The identification of antigenic site for the IBV structural S1 subunit was limited. In the early studies, sequence analysis was commonly used to predict the antigenic site, and diverse methods were conducted to identify the antigenic site, but most of the identified antigenic sites were not finely mapped (Hu et al., 2007, Ignjatovic and Sapats, 2005, Kant et al., 1992, Parr and Collissor, 1993, Wang et al., 1995). Recently, RPPD libraries were used to map the antigenic site more elaborately. Han, (2013) identified two novel linear B-cell epitopes 242FGPRTK247 and 195DLIARAAKI203 of IBV nucleocapsid protein by using a Ph.D.12TM Phage Display Peptide Library and two mAbs (Han et al., 2013). To update, there was no report of antigenic site mapping in IBV S1 subunit by RPPD library screening. In this study, we generated 2 mAbs against the S1 subunit protein of IBV and we finely mapped two neutralizing epitopes 87 PPQGMAW 93 and 412 IQTRTEP 418. To the best of our knowledge, these 2 epitopes are the first finely mapped neutralizing epitopes for the IBV S1 subunit protein. These two epitopes were not included in the regions of the previous studies.

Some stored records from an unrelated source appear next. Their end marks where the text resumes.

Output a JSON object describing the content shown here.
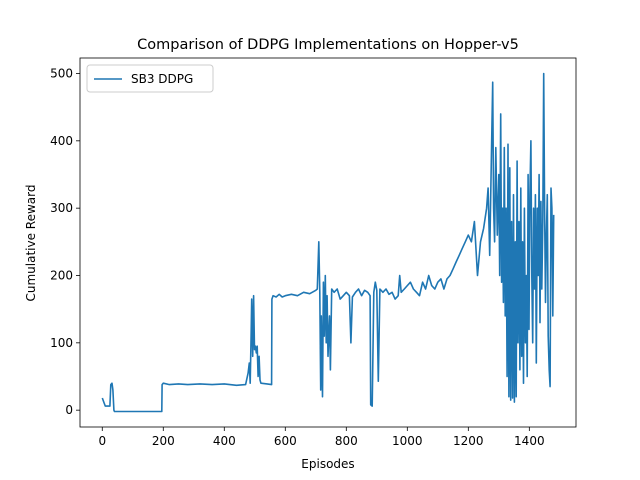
{
  "chart_data": {
    "type": "line",
    "title": "Comparison of DDPG Implementations on Hopper-v5",
    "xlabel": "Episodes",
    "ylabel": "Cumulative Reward",
    "xlim": [
      -73,
      1553
    ],
    "ylim": [
      -25,
      523
    ],
    "xticks": [
      0,
      200,
      400,
      600,
      800,
      1000,
      1200,
      1400
    ],
    "yticks": [
      0,
      100,
      200,
      300,
      400,
      500
    ],
    "grid": false,
    "legend_position": "top-left",
    "series": [
      {
        "name": "SB3 DDPG",
        "color": "#1f77b4",
        "points": [
          [
            0,
            18
          ],
          [
            5,
            12
          ],
          [
            10,
            6
          ],
          [
            20,
            6
          ],
          [
            25,
            6
          ],
          [
            28,
            38
          ],
          [
            32,
            40
          ],
          [
            35,
            30
          ],
          [
            38,
            0
          ],
          [
            40,
            -2
          ],
          [
            80,
            -2
          ],
          [
            120,
            -2
          ],
          [
            160,
            -2
          ],
          [
            195,
            -2
          ],
          [
            196,
            38
          ],
          [
            200,
            40
          ],
          [
            220,
            38
          ],
          [
            250,
            39
          ],
          [
            280,
            38
          ],
          [
            320,
            39
          ],
          [
            360,
            38
          ],
          [
            400,
            39
          ],
          [
            440,
            37
          ],
          [
            470,
            38
          ],
          [
            478,
            55
          ],
          [
            482,
            70
          ],
          [
            485,
            40
          ],
          [
            488,
            110
          ],
          [
            490,
            165
          ],
          [
            493,
            80
          ],
          [
            496,
            170
          ],
          [
            499,
            90
          ],
          [
            502,
            95
          ],
          [
            505,
            85
          ],
          [
            508,
            95
          ],
          [
            511,
            50
          ],
          [
            514,
            80
          ],
          [
            517,
            45
          ],
          [
            520,
            40
          ],
          [
            540,
            39
          ],
          [
            555,
            38
          ],
          [
            556,
            165
          ],
          [
            560,
            170
          ],
          [
            570,
            168
          ],
          [
            580,
            172
          ],
          [
            590,
            168
          ],
          [
            600,
            170
          ],
          [
            620,
            172
          ],
          [
            640,
            170
          ],
          [
            660,
            175
          ],
          [
            680,
            173
          ],
          [
            700,
            178
          ],
          [
            705,
            180
          ],
          [
            710,
            250
          ],
          [
            713,
            175
          ],
          [
            716,
            30
          ],
          [
            718,
            140
          ],
          [
            722,
            20
          ],
          [
            725,
            190
          ],
          [
            728,
            110
          ],
          [
            731,
            200
          ],
          [
            734,
            100
          ],
          [
            737,
            170
          ],
          [
            740,
            80
          ],
          [
            745,
            140
          ],
          [
            748,
            60
          ],
          [
            752,
            180
          ],
          [
            760,
            175
          ],
          [
            770,
            180
          ],
          [
            780,
            165
          ],
          [
            790,
            170
          ],
          [
            800,
            175
          ],
          [
            810,
            170
          ],
          [
            815,
            100
          ],
          [
            820,
            168
          ],
          [
            830,
            175
          ],
          [
            840,
            180
          ],
          [
            850,
            170
          ],
          [
            860,
            178
          ],
          [
            870,
            175
          ],
          [
            878,
            170
          ],
          [
            880,
            8
          ],
          [
            885,
            6
          ],
          [
            890,
            175
          ],
          [
            895,
            190
          ],
          [
            900,
            178
          ],
          [
            905,
            43
          ],
          [
            910,
            180
          ],
          [
            920,
            175
          ],
          [
            930,
            180
          ],
          [
            940,
            172
          ],
          [
            950,
            175
          ],
          [
            960,
            165
          ],
          [
            970,
            170
          ],
          [
            975,
            200
          ],
          [
            980,
            175
          ],
          [
            990,
            180
          ],
          [
            1000,
            185
          ],
          [
            1010,
            190
          ],
          [
            1020,
            180
          ],
          [
            1030,
            175
          ],
          [
            1040,
            170
          ],
          [
            1050,
            190
          ],
          [
            1060,
            180
          ],
          [
            1070,
            200
          ],
          [
            1080,
            185
          ],
          [
            1090,
            180
          ],
          [
            1100,
            190
          ],
          [
            1110,
            195
          ],
          [
            1120,
            180
          ],
          [
            1130,
            195
          ],
          [
            1140,
            200
          ],
          [
            1150,
            210
          ],
          [
            1160,
            220
          ],
          [
            1170,
            230
          ],
          [
            1180,
            240
          ],
          [
            1190,
            250
          ],
          [
            1200,
            260
          ],
          [
            1210,
            250
          ],
          [
            1220,
            280
          ],
          [
            1230,
            200
          ],
          [
            1240,
            250
          ],
          [
            1250,
            270
          ],
          [
            1260,
            300
          ],
          [
            1265,
            330
          ],
          [
            1270,
            230
          ],
          [
            1275,
            360
          ],
          [
            1280,
            487
          ],
          [
            1283,
            300
          ],
          [
            1286,
            250
          ],
          [
            1290,
            390
          ],
          [
            1295,
            260
          ],
          [
            1300,
            350
          ],
          [
            1303,
            200
          ],
          [
            1306,
            440
          ],
          [
            1309,
            190
          ],
          [
            1312,
            300
          ],
          [
            1315,
            160
          ],
          [
            1318,
            390
          ],
          [
            1321,
            140
          ],
          [
            1324,
            300
          ],
          [
            1327,
            50
          ],
          [
            1330,
            395
          ],
          [
            1333,
            20
          ],
          [
            1336,
            360
          ],
          [
            1339,
            15
          ],
          [
            1342,
            280
          ],
          [
            1345,
            18
          ],
          [
            1348,
            320
          ],
          [
            1351,
            12
          ],
          [
            1354,
            250
          ],
          [
            1357,
            20
          ],
          [
            1360,
            370
          ],
          [
            1363,
            100
          ],
          [
            1366,
            280
          ],
          [
            1369,
            60
          ],
          [
            1372,
            330
          ],
          [
            1375,
            80
          ],
          [
            1378,
            250
          ],
          [
            1381,
            40
          ],
          [
            1384,
            300
          ],
          [
            1387,
            100
          ],
          [
            1390,
            200
          ],
          [
            1393,
            50
          ],
          [
            1396,
            350
          ],
          [
            1399,
            120
          ],
          [
            1402,
            320
          ],
          [
            1405,
            400
          ],
          [
            1408,
            200
          ],
          [
            1411,
            100
          ],
          [
            1414,
            300
          ],
          [
            1417,
            180
          ],
          [
            1420,
            320
          ],
          [
            1423,
            70
          ],
          [
            1426,
            300
          ],
          [
            1429,
            200
          ],
          [
            1432,
            350
          ],
          [
            1435,
            130
          ],
          [
            1438,
            310
          ],
          [
            1441,
            180
          ],
          [
            1444,
            280
          ],
          [
            1447,
            500
          ],
          [
            1450,
            300
          ],
          [
            1453,
            160
          ],
          [
            1456,
            260
          ],
          [
            1459,
            320
          ],
          [
            1462,
            110
          ],
          [
            1465,
            60
          ],
          [
            1468,
            35
          ],
          [
            1471,
            330
          ],
          [
            1474,
            300
          ],
          [
            1477,
            140
          ],
          [
            1480,
            290
          ]
        ]
      }
    ]
  }
}
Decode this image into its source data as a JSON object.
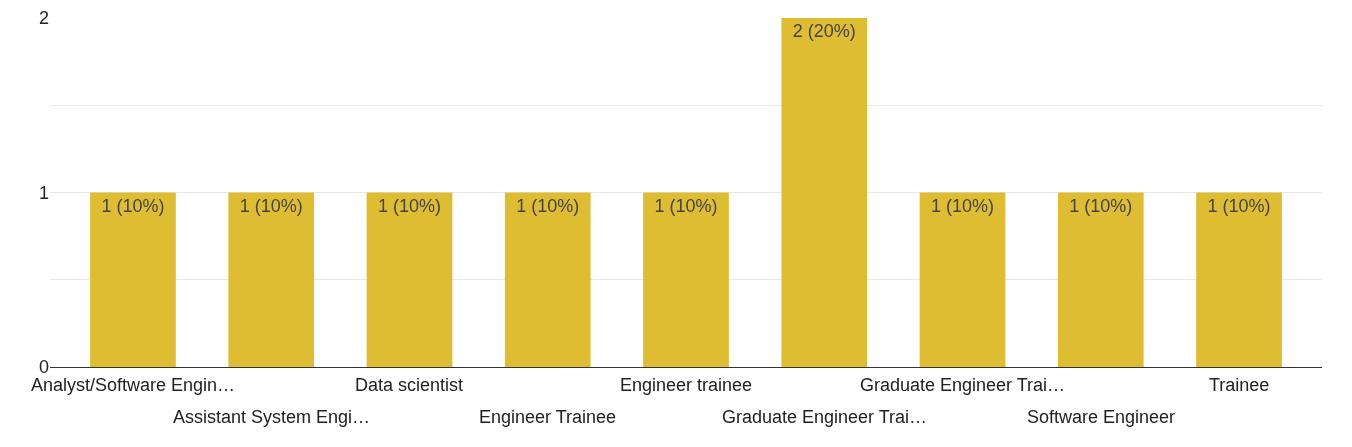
{
  "chart_data": {
    "type": "bar",
    "categories": [
      "Analyst/Software Engin…",
      "Assistant System Engi…",
      "Data scientist",
      "Engineer Trainee",
      "Engineer trainee",
      "Graduate Engineer Trai…",
      "Graduate Engineer Trai…",
      "Software Engineer",
      "Trainee"
    ],
    "values": [
      1,
      1,
      1,
      1,
      1,
      2,
      1,
      1,
      1
    ],
    "value_labels": [
      "1 (10%)",
      "1 (10%)",
      "1 (10%)",
      "1 (10%)",
      "1 (10%)",
      "2 (20%)",
      "1 (10%)",
      "1 (10%)",
      "1 (10%)"
    ],
    "color": "#dfbd32",
    "ylim": [
      0,
      2
    ],
    "yticks": [
      0,
      {
        "value": 0.5,
        "label": null
      },
      1,
      {
        "value": 1.5,
        "label": null
      },
      2
    ],
    "grid": "y",
    "legend": false
  }
}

The reason of this discrepancy may be different viruses were used as the antigens for generating mAbs, and the production of mAbs was random. The strain Sczy3 is classified into LX-4 genotype, and recombinant analysis of Sczy3 genome demonstrated that Sczy3 was a chimeric strain derived from QX and H120 (Zhao et al., 2013).

S1 gene is now commonly used as a marker for classification of IBV. Although highly variable, it remains the first choice for developing subunit vaccine against IB. Identification of the antigenic site accurately on S1 gene is critical for the development of subunit vaccine. In addition, S1 subunit anchors to the external surface of viral particles, making it to be the antigen more easily be recognized by IBV-specific antibody than other IBV antigens. As there are still relatively conserved region or epitopes in S1 subunit, S1 could also be used as targeted antigens in the development of diagnostic agents.

The availability of the mAbs and their corresponding epitope containing sequences identified in this study will facilitate the development of immunological assays for IBVs, although these 2 mAb can not differentiate field isolates with vaccine strains. Because of the IBVs available in our laboratory is limited, we only tested the reactivity between these two mAbs with 11 heterogeneous IBVs. In the future study, with the isolation of more and more field isolates of different genotypes or serotypes, the suitability of these two mAbs especially 6A12 for the development of immunological assays for IBVs will be tested.

Conflict of interest

The authors have no conflict of interest related to this research to report.